Martin has held leadership roles on national and international committees. She is a former chair of the National Committee for Crystallography of the Australian Academy of Science (2008–2011), a past President of the Society for Crystallographers in Australia and New Zealand (2003–2005), former member of the Scientific Advisory Committee of the Australian Synchrotron (2002–2009, 2015–18), former President of the Asian Crystallography Association (2016–2019) and former member of the Executive Committee of the International Union of Crystallography (2017–2023). She was Chair of the worldwide Protein Data Bank Advisory Committee (2022-2024) and is currently a Trustee of the Cambridge Crystallographic Data Centre (2023-).

==Advocacy and science communication==
Martin is a strong advocate for equal opportunity and addressing gender imbalance in academia. She published a letter in the journal Nature calling for scientific conference organisers to be more transparent with respect to their gender-balance policies and historical data and a paper describing how to achieve conference speaker gender balance. Martin also writes a blog which focuses on issues relating to women in academia. She was a Foundation member of the steering committee for Science in Australia Gender Equity (SAGE) which established the UK Athena SWAN charter in Australia to address the under-representation of women in science, particularly at senior positions in universities. As an opinion leader she has been invited to speak on gender equity worldwide, and across sectors. In 2017, she presented a keynote lecture on addressing conference gender equity at the Australia and New Zealand College of Anaesthetists Annual Scientific Meeting, and presented the Wunderly oration at the Thoracic Society Australia and New Zealand and Society of Respiratory Science Annual Scientific Meeting. In 2018 she gave the invited Inaugural Ruth Gall Memorial Lecture for the School of Chemistry at the University of Sydney on International Women's Day and the Chuwen Keynote Address at the 5th national meeting of the Australian Academy of Science EMCR Forum Science Pathways "Diversify your Thinking". Martin was the first chair of the International Union of Crystallography Gender Equity and Diversity Committee (2018-2023).

Martin is a passionate science communicator. She has participated in events such as BrisScience, which runs public lectures on science and technology; SCOM BOMB, a Google hangout operated by the Australian Science Communicators, Science Rewired and the Centre for the Public Awareness of Science as part of the No Funny Business science communication website; and the 2014 UNESCO International Year of Crystallography, including a radio interview and public lecture.

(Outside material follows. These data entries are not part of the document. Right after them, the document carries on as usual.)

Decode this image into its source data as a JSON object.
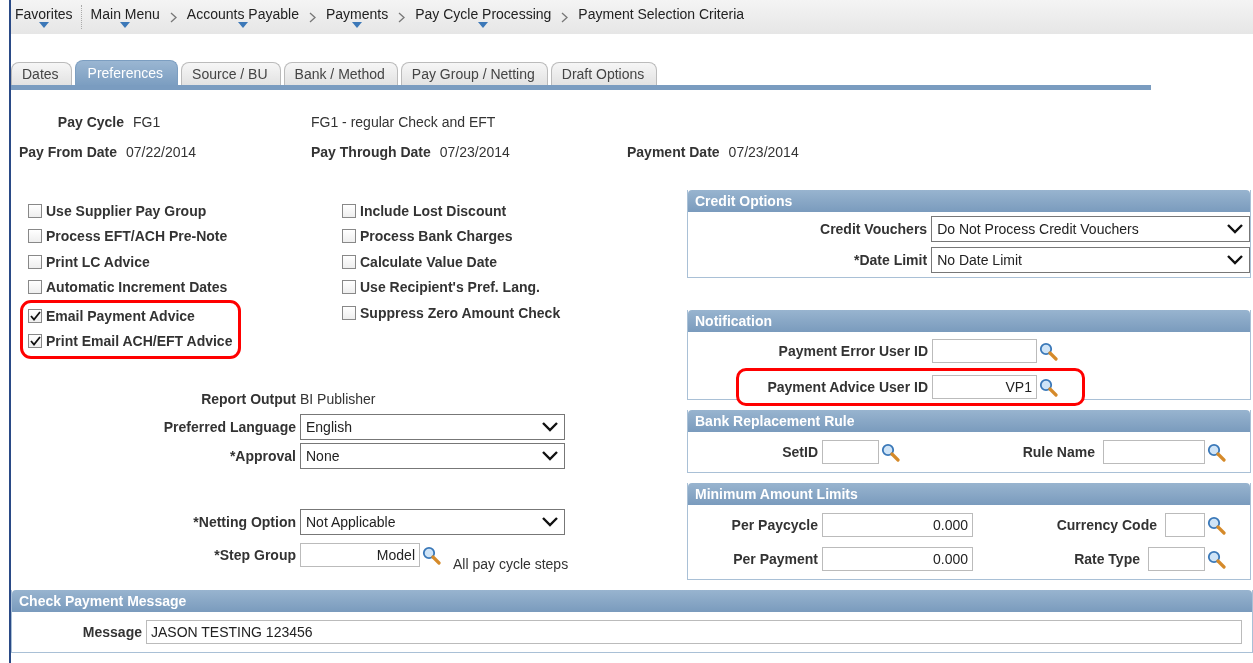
{
  "breadcrumb": [
    {
      "label": "Favorites",
      "has_menu": true
    },
    {
      "label": "Main Menu",
      "has_menu": true
    },
    {
      "label": "Accounts Payable",
      "has_menu": true
    },
    {
      "label": "Payments",
      "has_menu": true
    },
    {
      "label": "Pay Cycle Processing",
      "has_menu": true
    },
    {
      "label": "Payment Selection Criteria",
      "has_menu": false
    }
  ],
  "tabs": [
    {
      "label": "Dates",
      "selected": false
    },
    {
      "label": "Preferences",
      "selected": true
    },
    {
      "label": "Source / BU",
      "selected": false
    },
    {
      "label": "Bank / Method",
      "selected": false
    },
    {
      "label": "Pay Group / Netting",
      "selected": false
    },
    {
      "label": "Draft Options",
      "selected": false
    }
  ],
  "header": {
    "pay_cycle": {
      "label": "Pay Cycle",
      "value": "FG1"
    },
    "description": "FG1 - regular Check and EFT",
    "dates": [
      {
        "label": "Pay From Date",
        "value": "07/22/2014"
      },
      {
        "label": "Pay Through Date",
        "value": "07/23/2014"
      },
      {
        "label": "Payment Date",
        "value": "07/23/2014"
      }
    ]
  },
  "options_left": [
    {
      "label": "Use Supplier Pay Group",
      "checked": false,
      "highlighted": false
    },
    {
      "label": "Process EFT/ACH Pre-Note",
      "checked": false,
      "highlighted": false
    },
    {
      "label": "Print LC Advice",
      "checked": false,
      "highlighted": false
    },
    {
      "label": "Automatic Increment Dates",
      "checked": false,
      "highlighted": false
    },
    {
      "label": "Email Payment Advice",
      "checked": true,
      "highlighted": true
    },
    {
      "label": "Print Email ACH/EFT Advice",
      "checked": true,
      "highlighted": true
    }
  ],
  "options_right": [
    {
      "label": "Include Lost Discount",
      "checked": false,
      "highlighted": false
    },
    {
      "label": "Process Bank Charges",
      "checked": false,
      "highlighted": false
    },
    {
      "label": "Calculate Value Date",
      "checked": false,
      "highlighted": false
    },
    {
      "label": "Use Recipient's Pref. Lang.",
      "checked": false,
      "highlighted": false
    },
    {
      "label": "Suppress Zero Amount Check",
      "checked": false,
      "highlighted": false
    }
  ],
  "output_fields": [
    {
      "kind": "display",
      "label": "Report Output",
      "value": "BI Publisher"
    },
    {
      "kind": "select",
      "label": "Preferred Language",
      "value": "English"
    },
    {
      "kind": "select",
      "label": "*Approval",
      "value": "None"
    }
  ],
  "netting_fields": [
    {
      "kind": "select",
      "label": "*Netting Option",
      "value": "Not Applicable"
    },
    {
      "kind": "lookup",
      "label": "*Step Group",
      "value": "Model",
      "description": "All pay cycle steps"
    }
  ],
  "credit_options": {
    "title": "Credit Options",
    "fields": [
      {
        "kind": "select",
        "label": "Credit Vouchers",
        "value": "Do Not Process Credit Vouchers"
      },
      {
        "kind": "select",
        "label": "*Date Limit",
        "value": "No Date Limit"
      }
    ]
  },
  "notification": {
    "title": "Notification",
    "fields": [
      {
        "kind": "lookup",
        "label": "Payment Error User ID",
        "highlighted": false
      },
      {
        "kind": "lookup",
        "label": "Payment Advice User ID",
        "value": "VP1",
        "highlighted": true
      }
    ]
  },
  "bank_replacement_rule": {
    "title": "Bank Replacement Rule",
    "fields": [
      {
        "kind": "lookup",
        "label": "SetID"
      },
      {
        "kind": "lookup",
        "label": "Rule Name"
      }
    ]
  },
  "minimum_amount_limits": {
    "title": "Minimum Amount Limits",
    "fields": [
      {
        "kind": "number",
        "label": "Per Paycycle",
        "value": "0.000"
      },
      {
        "kind": "lookup",
        "label": "Currency Code"
      },
      {
        "kind": "number",
        "label": "Per Payment",
        "value": "0.000"
      },
      {
        "kind": "lookup",
        "label": "Rate Type"
      }
    ]
  },
  "check_payment_message": {
    "title": "Check Payment Message",
    "fields": [
      {
        "kind": "text",
        "label": "Message",
        "value": "JASON TESTING 123456"
      }
    ]
  }
}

In 2023, she gave the IUCr Plenary Public Lecture entitled "How I fell in love with crystallography and why you should too". She also writes articles for The Conversation, an independent, online source of news and views from the academic and research community. In 2019, she released a children's book "My aunt is a protein crystal scientist. That's Rad!".

==Personal life==
Martin grew up in a family of nine children in Victoria. She currently resides in Brisbane with her husband Michael, and their two cats George Michael and Leo Sayer.